When we feel attraction toward someone else, it’s hard to know if we are actually investing in them, loving them, or if we are largely being driven by our emotions and desires. Our hearts are best revealed when what we desire is denied. Our response to a relationship ending truly reveals our heart, but that’s too late. I sometimes encourage people to do a thought experiment. Lets say a young man is struggling through his feelings toward a young lady. I ask him to consider how he would response if after a bit the women he is attracted to shares that she feels that she has been called to go to Siberia as a missionary in the next year, and he didn’t. I will ask the young man “If you are confident that she is called to this ministry could you set aside your personal desire for her as a romantic partner, join with others to provide financial support, pray for her daily, encourage her to follow strongly after the Lord, even though that takes her to a distant country?” I might even challenge him to imagine he knows a godly man who was also called to Siberia. I ask “Could you introduce them knowing they might get married which would be a blessing for them, giving both a partner in a tough ministry.” If the answer is “I don’t think I could do that” I ask the question “Why not?” This is the sort of love we are called to have.
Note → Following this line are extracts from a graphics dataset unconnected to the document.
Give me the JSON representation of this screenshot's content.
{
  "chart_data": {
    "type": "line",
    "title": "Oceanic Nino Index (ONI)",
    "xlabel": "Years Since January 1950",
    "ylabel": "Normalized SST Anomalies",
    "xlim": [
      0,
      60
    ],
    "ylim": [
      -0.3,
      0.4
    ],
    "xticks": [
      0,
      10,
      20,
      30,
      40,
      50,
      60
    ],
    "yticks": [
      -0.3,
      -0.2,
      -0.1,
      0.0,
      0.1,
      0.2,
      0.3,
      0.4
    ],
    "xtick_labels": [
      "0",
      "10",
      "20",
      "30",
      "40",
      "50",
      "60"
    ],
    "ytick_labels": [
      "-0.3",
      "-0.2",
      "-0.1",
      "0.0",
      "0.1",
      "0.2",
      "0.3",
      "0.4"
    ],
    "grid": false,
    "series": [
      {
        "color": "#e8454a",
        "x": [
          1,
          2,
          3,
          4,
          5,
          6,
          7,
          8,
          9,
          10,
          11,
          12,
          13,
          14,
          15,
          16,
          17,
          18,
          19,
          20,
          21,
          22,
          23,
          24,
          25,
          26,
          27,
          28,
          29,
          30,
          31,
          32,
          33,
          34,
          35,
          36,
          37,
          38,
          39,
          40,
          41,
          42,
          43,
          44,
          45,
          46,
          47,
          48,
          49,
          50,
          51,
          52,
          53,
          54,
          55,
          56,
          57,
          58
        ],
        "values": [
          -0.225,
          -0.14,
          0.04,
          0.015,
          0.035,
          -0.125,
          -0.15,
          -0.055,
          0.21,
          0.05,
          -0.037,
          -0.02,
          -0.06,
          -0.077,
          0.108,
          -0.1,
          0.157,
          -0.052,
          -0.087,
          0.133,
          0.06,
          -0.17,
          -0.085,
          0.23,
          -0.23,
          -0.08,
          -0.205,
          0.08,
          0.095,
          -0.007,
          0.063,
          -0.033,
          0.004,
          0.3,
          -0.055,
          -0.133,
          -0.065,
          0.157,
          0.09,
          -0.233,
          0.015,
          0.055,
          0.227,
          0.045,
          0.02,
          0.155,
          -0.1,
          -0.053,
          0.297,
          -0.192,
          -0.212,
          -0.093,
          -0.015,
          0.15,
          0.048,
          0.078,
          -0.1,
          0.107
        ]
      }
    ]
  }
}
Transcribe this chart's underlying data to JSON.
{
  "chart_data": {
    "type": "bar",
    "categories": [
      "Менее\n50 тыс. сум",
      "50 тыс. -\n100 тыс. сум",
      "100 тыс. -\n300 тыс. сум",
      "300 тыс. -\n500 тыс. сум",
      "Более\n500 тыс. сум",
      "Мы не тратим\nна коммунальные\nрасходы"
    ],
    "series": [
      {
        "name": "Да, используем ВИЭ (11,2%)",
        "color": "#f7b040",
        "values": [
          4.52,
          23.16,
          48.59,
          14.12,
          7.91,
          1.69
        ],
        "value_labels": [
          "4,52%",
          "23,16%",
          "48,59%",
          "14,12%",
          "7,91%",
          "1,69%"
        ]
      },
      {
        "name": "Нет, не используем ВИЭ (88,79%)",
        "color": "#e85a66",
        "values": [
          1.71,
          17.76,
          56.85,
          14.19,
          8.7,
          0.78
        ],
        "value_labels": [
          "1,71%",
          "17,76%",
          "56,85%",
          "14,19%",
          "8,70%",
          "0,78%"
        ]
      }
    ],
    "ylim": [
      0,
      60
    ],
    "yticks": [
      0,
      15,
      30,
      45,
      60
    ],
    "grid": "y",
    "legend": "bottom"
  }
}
Earlier I recommended several books about dating.  The two books that I think are particularly relevant to this post are  The Marriage Builder by Larry Crabb and The Meaning of Marriage by the Kellers. These two books explore the issues I have raised in much more detail.

As for me, this is a season of singleness. A time to take care of my daughter and to figure out what’s next in life. Of course not dating doesn’t mean you can’t invest in other people’s lives.  I still get the pleasure of  spending time with new and old friends, hearing their stories, and maybe helping them along the way. Being in community is precious.

Finally, brethren, whatever is true, whatever is honorable, whatever is right, whatever is pure, whatever is lovely, whatever is of good repute, if there is any excellence and if anything worthy of praise, [dwell on these things. The things you have learned and received and heard and seen in me, practice these things, and the God of peace will be with you.